Ia melihat langit malam dari jendela mobil. Begitu muram. Ia menerawang, berusaha mengingat. Tentang perusahaannya yang baru berjalan. Tentang depositonya di berbagai bank. Tentang emas batangan seberat 100 kilogram di lemari besi rumahnya. Tentang rumah kesepuluhnya yang baru direnovasi. Tentang perempuan yang belum sempat bercinta dengannya.

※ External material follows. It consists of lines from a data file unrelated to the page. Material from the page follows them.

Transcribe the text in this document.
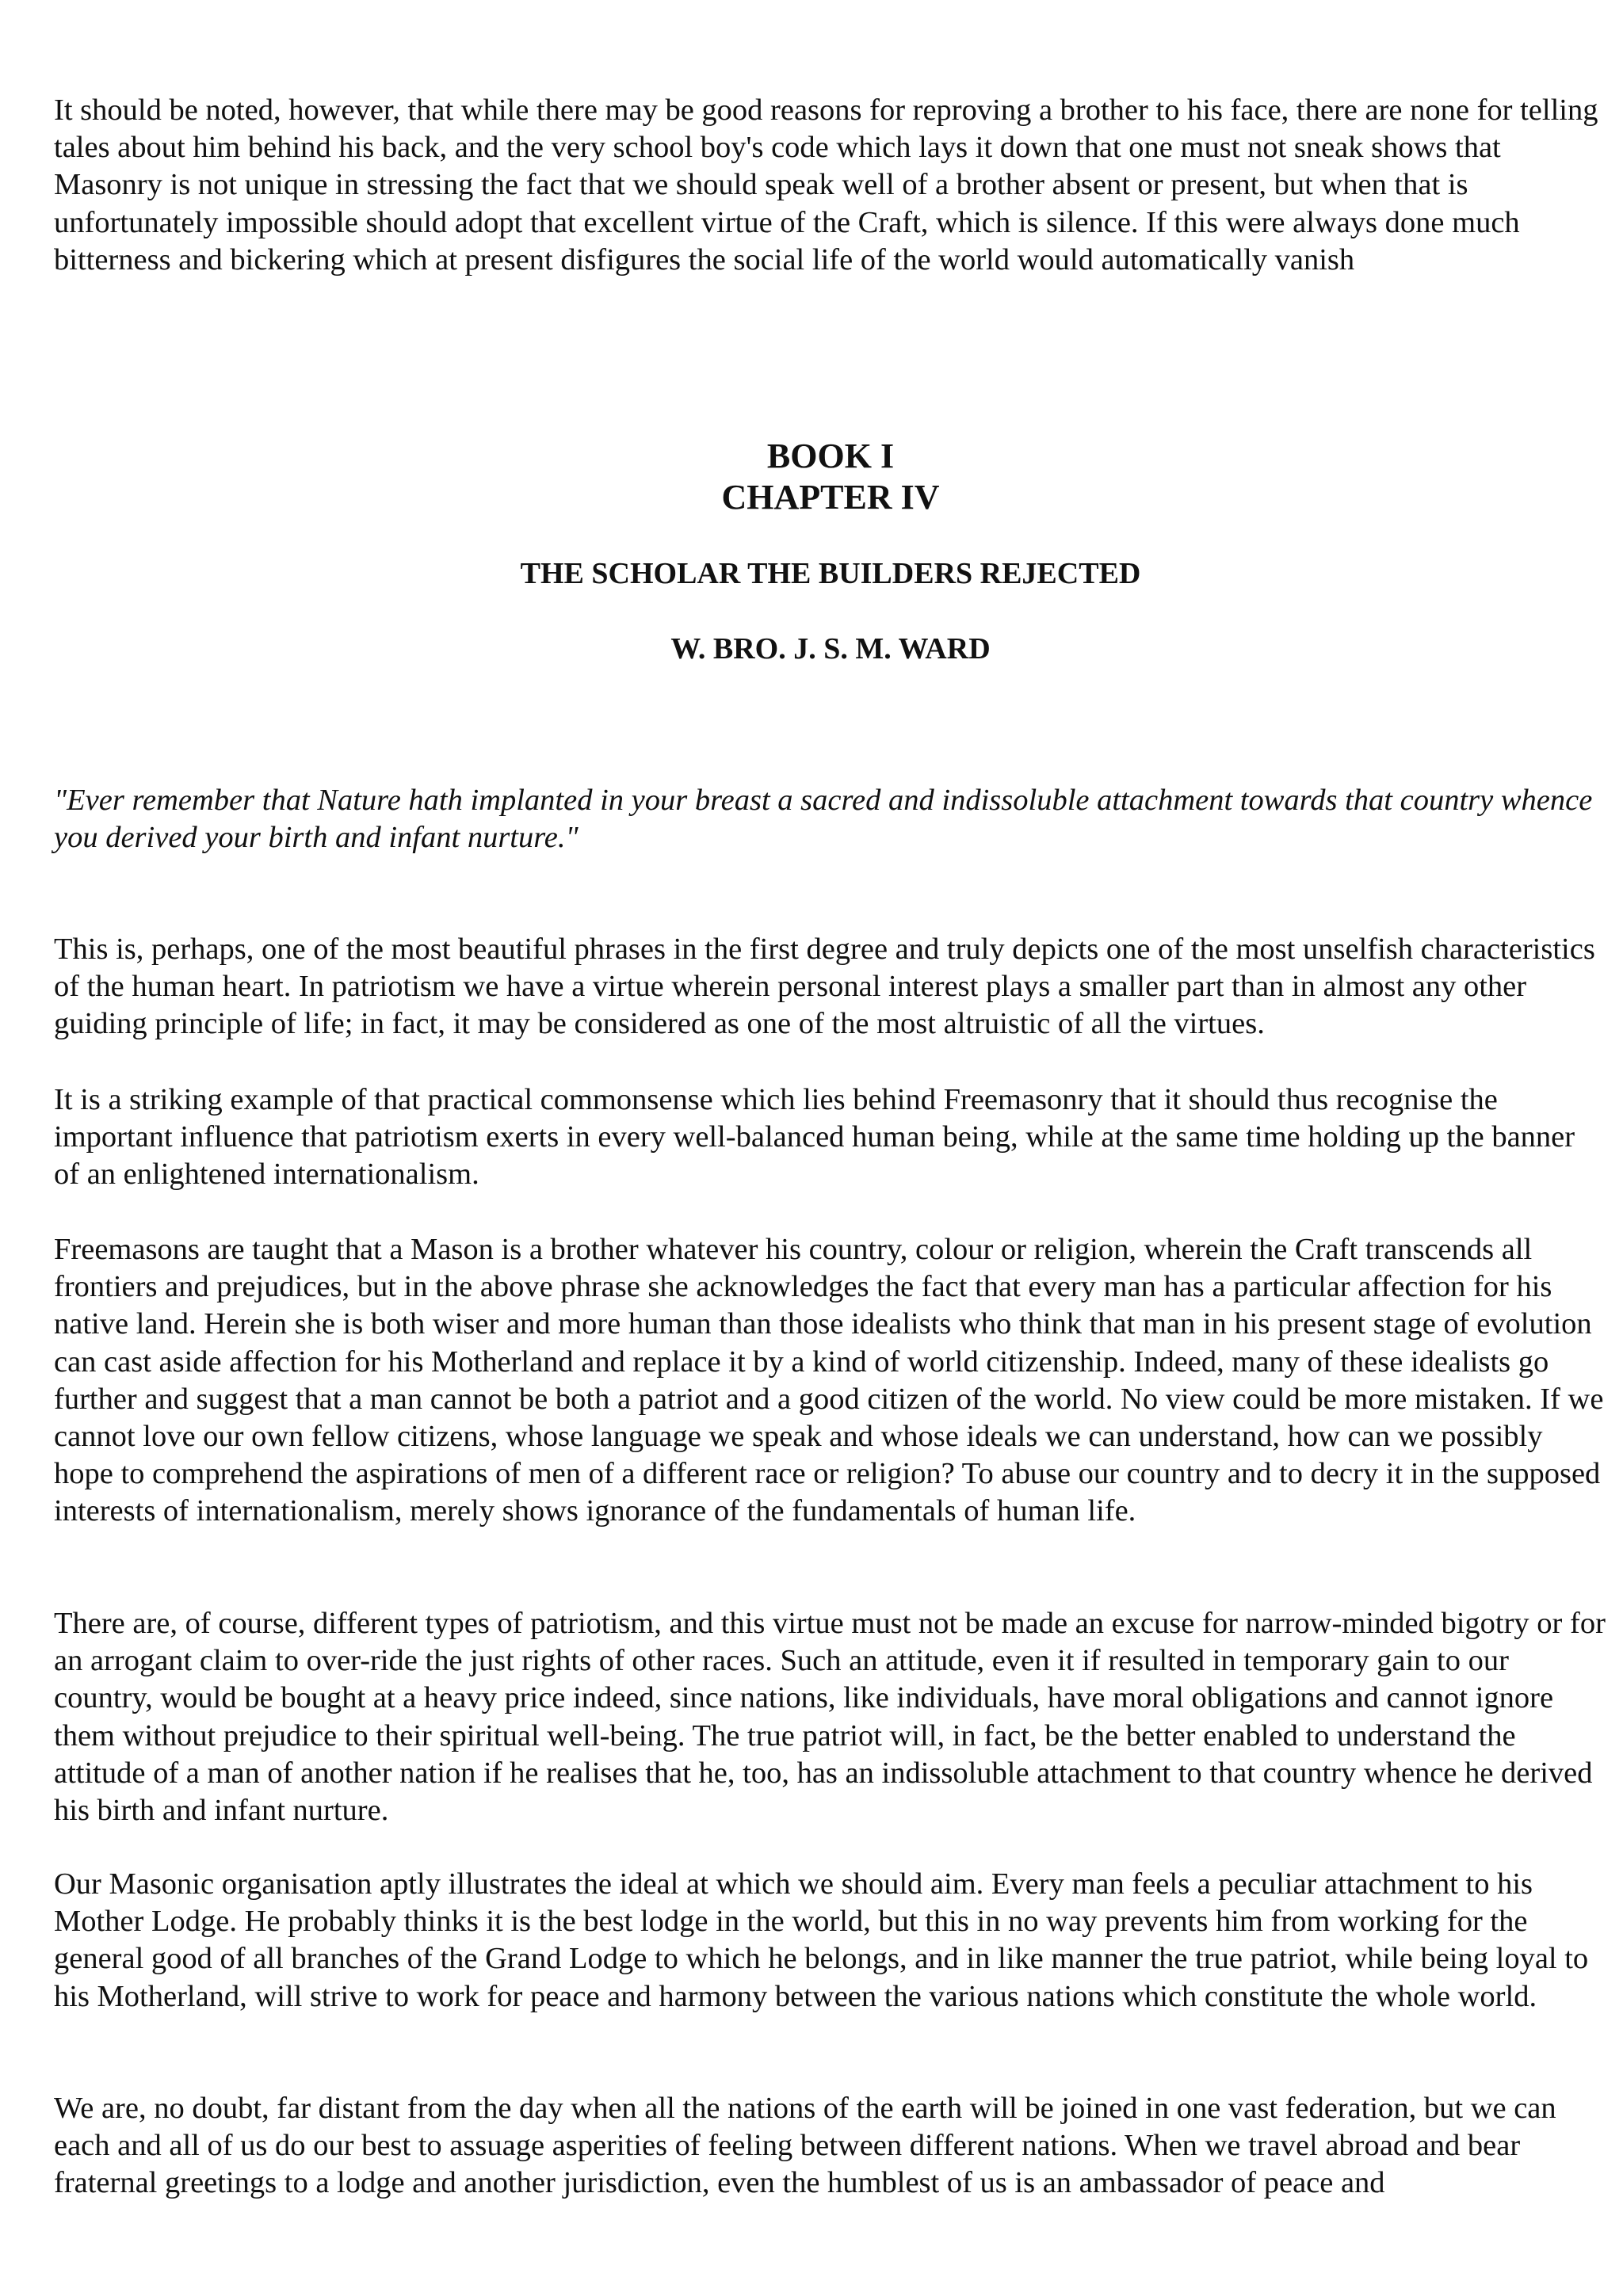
It should be noted, however, that while there may be good reasons for reproving a brother to his face, there are none for telling tales about him behind his back, and the very school boy's code which lays it down that one must not sneak shows that Masonry is not unique in stressing the fact that we should speak well of a brother absent or present, but when that is unfortunately impossible should adopt that excellent virtue of the Craft, which is silence. If this were always done much bitterness and bickering which at present disfigures the social life of the world would automatically vanish

BOOK I
CHAPTER IV
THE SCHOLAR THE BUILDERS REJECTED
W. BRO. J. S. M. WARD

"Ever remember that Nature hath implanted in your breast a sacred and indissoluble attachment towards that country whence you derived your birth and infant nurture."

This is, perhaps, one of the most beautiful phrases in the first degree and truly depicts one of the most unselfish characteristics of the human heart. In patriotism we have a virtue wherein personal interest plays a smaller part than in almost any other guiding principle of life; in fact, it may be considered as one of the most altruistic of all the virtues.

It is a striking example of that practical commonsense which lies behind Freemasonry that it should thus recognise the important influence that patriotism exerts in every well-balanced human being, while at the same time holding up the banner of an enlightened internationalism.

Freemasons are taught that a Mason is a brother whatever his country, colour or religion, wherein the Craft transcends all frontiers and prejudices, but in the above phrase she acknowledges the fact that every man has a particular affection for his native land. Herein she is both wiser and more human than those idealists who think that man in his present stage of evolution can cast aside affection for his Motherland and replace it by a kind of world citizenship. Indeed, many of these idealists go further and suggest that a man cannot be both a patriot and a good citizen of the world. No view could be more mistaken. If we cannot love our own fellow citizens, whose language we speak and whose ideals we can understand, how can we possibly hope to comprehend the aspirations of men of a different race or religion? To abuse our country and to decry it in the supposed interests of internationalism, merely shows ignorance of the fundamentals of human life.

There are, of course, different types of patriotism, and this virtue must not be made an excuse for narrow-minded bigotry or for an arrogant claim to over-ride the just rights of other races. Such an attitude, even it if resulted in temporary gain to our country, would be bought at a heavy price indeed, since nations, like individuals, have moral obligations and cannot ignore them without prejudice to their spiritual well-being. The true patriot will, in fact, be the better enabled to understand the attitude of a man of another nation if he realises that he, too, has an indissoluble attachment to that country whence he derived his birth and infant nurture.

Our Masonic organisation aptly illustrates the ideal at which we should aim. Every man feels a peculiar attachment to his Mother Lodge. He probably thinks it is the best lodge in the world, but this in no way prevents him from working for the general good of all branches of the Grand Lodge to which he belongs, and in like manner the true patriot, while being loyal to his Motherland, will strive to work for peace and harmony between the various nations which constitute the whole world.

We are, no doubt, far distant from the day when all the nations of the earth will be joined in one vast federation, but we can each and all of us do our best to assuage asperities of feeling between different nations. When we travel abroad and bear fraternal greetings to a lodge and another jurisdiction, even the humblest of us is an ambassador of peace and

Di luar memang langit benar-benar muram.

7.
Jalanan lengang. Malam yang menggelepar. Perempuan itu menekan pedal gas mobilnya sampai mentok. Tak lagi menyisa. Di kepalanya terasa penuh bintang. Jalanan begitu sepi. Ia merasa jadi pembalap formula satu. Masih digigitnya gigi. Masih ditekannya pedal gas. Di sebuah tikungan, mendadak matanya penuh kabut. Di kepalanya masih ada kerumunan bintang.

Ia mencoba mengingat sudah berapa gelas alkohol yang ditenggaknya. Tapi ingatannya kembali buram. Terakhir yang diingatnya cuma satu butir pil happy. Dan ia merasa melayang. Masuk ke mobil, langsung tancap gas. Masih sempat ditenggaknya setengah botol yang menyisa di dalam mobil.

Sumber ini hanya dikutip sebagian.